An advisor to Morocco's King Mohammed VI has told union leaders that the monarch plans a range of reforms following uprisings that have rocked the Arab world, a union activist said on Wednesday.
Mohammed Moatassim held an informal meeting with five union representatives at his home in Rabat on Sunday, media reported.
One of those present, Democratic Federation of Labour secretary general Abderrahmane Azzouzi, told AFP the advisor "announced to us that the king has decided to start political, economic and social reforms." He also "specified that Morocco cannot remain indifferent to what is happening around it," Azzouzi said.
"Mr Moatassim told us that it is not because there is no fire here that we must not react," he said, referring to popular uprisings under way in Arab countries, with ones in Tunisia and Egypt toppling their leaders.
The meeting took place a week after thousands of people rallied on February 20 to demand political reform and limits on the powers of the king, who took the throne in 1999.

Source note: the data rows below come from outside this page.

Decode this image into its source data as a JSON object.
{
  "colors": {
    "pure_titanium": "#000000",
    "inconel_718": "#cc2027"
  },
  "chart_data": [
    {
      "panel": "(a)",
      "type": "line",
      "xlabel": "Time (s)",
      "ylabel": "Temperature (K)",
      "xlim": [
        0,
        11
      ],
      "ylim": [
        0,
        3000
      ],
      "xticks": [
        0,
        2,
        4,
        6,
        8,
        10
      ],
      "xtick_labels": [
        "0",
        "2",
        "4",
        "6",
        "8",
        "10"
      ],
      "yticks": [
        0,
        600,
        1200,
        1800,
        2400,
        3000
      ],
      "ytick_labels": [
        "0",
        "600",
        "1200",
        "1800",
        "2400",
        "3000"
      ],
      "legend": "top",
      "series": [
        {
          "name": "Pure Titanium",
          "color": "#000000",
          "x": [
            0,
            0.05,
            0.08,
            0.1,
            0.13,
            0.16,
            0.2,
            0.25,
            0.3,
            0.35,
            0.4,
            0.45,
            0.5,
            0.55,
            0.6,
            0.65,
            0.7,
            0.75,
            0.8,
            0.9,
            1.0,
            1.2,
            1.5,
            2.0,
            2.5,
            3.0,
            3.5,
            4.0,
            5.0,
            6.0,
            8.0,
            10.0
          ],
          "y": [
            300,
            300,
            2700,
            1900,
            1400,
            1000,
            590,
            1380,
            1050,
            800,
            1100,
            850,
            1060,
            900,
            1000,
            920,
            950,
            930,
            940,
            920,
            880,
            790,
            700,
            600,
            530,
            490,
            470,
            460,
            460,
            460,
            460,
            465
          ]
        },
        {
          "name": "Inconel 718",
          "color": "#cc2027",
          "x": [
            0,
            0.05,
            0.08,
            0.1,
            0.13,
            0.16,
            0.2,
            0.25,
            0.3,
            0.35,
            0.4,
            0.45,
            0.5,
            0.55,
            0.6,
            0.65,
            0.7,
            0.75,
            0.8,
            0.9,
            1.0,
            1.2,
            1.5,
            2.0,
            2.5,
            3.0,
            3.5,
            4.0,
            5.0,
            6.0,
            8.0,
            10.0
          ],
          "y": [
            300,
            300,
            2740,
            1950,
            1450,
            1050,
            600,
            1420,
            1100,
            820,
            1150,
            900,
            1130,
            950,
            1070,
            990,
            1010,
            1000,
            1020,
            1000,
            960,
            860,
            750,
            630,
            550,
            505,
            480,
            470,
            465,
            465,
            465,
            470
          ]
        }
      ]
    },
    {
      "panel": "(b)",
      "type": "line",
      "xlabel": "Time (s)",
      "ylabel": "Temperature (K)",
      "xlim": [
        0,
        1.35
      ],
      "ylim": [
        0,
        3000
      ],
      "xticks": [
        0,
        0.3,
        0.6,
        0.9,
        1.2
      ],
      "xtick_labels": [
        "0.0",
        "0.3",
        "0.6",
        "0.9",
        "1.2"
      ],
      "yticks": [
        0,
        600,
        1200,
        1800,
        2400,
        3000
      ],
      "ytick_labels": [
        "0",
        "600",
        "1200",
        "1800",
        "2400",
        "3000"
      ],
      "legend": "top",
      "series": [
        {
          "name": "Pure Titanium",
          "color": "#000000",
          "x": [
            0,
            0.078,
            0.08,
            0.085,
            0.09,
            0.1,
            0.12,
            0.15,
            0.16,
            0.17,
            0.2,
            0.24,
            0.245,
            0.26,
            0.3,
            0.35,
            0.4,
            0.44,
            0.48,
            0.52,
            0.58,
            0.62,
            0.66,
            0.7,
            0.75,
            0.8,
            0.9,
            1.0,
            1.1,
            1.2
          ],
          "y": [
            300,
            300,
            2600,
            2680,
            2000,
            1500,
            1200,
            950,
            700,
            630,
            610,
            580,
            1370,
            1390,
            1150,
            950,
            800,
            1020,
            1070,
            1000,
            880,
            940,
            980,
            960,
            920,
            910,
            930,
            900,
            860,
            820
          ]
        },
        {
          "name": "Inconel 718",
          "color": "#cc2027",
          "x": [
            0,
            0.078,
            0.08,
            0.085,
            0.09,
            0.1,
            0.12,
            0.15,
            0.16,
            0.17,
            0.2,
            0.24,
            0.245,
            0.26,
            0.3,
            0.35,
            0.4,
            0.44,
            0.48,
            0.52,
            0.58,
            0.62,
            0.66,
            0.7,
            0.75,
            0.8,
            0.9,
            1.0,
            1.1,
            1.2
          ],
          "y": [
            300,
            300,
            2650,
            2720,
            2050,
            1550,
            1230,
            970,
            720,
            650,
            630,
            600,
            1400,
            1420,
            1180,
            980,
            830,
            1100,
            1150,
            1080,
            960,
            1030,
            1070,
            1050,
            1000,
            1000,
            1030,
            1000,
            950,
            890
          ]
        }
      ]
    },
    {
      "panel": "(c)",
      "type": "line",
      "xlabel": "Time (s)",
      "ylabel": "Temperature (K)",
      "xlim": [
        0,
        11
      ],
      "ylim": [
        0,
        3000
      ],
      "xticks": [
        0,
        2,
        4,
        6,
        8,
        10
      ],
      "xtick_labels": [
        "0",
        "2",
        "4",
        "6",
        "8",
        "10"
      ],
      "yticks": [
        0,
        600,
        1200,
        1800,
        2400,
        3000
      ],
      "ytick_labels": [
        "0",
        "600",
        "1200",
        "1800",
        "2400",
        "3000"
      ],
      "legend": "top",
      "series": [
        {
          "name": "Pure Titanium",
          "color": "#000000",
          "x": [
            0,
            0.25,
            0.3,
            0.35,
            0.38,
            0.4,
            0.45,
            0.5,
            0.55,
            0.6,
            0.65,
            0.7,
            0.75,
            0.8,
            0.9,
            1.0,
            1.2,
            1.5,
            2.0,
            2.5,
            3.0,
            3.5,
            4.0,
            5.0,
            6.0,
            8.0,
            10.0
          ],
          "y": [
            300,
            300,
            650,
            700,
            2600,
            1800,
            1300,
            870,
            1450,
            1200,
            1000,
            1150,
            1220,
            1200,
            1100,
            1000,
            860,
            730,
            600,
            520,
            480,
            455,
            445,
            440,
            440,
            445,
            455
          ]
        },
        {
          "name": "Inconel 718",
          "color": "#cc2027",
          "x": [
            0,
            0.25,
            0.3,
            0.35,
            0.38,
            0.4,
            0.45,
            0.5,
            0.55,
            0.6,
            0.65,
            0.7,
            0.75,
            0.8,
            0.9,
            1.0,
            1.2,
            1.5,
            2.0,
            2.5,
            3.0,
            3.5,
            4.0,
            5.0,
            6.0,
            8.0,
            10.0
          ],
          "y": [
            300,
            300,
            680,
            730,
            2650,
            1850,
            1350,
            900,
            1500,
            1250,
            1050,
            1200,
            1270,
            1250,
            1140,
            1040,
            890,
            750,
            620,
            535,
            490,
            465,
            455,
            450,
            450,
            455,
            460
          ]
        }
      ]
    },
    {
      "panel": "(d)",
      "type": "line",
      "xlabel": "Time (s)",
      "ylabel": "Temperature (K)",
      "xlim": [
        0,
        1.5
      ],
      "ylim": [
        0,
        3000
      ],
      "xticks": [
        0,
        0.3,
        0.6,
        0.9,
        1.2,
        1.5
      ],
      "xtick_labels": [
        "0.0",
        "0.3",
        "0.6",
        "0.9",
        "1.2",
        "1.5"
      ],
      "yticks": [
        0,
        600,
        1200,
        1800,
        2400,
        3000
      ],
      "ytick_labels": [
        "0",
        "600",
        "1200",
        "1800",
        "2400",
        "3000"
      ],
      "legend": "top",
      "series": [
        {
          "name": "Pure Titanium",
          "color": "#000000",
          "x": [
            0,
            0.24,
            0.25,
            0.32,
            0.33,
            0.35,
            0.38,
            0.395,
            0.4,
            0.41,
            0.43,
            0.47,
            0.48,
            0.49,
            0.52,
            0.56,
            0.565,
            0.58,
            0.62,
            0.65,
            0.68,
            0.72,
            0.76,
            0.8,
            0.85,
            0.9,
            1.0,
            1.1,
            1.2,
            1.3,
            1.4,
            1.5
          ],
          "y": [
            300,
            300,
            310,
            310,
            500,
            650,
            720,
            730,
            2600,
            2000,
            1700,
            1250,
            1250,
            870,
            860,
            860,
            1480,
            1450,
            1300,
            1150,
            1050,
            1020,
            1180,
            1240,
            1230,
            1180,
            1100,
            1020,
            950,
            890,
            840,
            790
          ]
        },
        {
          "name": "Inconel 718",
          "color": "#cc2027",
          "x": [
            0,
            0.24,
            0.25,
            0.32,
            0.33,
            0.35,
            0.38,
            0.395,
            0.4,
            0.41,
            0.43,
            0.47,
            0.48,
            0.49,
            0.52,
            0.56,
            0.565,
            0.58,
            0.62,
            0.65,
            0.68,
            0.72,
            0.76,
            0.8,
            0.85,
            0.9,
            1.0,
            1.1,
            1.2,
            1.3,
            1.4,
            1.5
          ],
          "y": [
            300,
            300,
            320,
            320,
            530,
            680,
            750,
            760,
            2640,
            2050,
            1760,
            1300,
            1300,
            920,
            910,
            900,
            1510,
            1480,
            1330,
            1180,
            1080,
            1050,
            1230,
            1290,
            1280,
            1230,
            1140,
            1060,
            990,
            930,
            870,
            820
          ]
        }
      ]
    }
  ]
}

Though largely peaceful, the protest was followed by unrest that left six people dead. Five died in a bank that was set alight and another from injuries caused during "acts of vandalism", according to the official MAP news agency.
After the demonstrations, the government declared that it had "got the message" and would speed up reforms.
On February 26 almost 1,000 people rallied amid a heavy police presence in the country's biggest city Casablanca, to demand political reforms and a new constitution, a witness told AFP.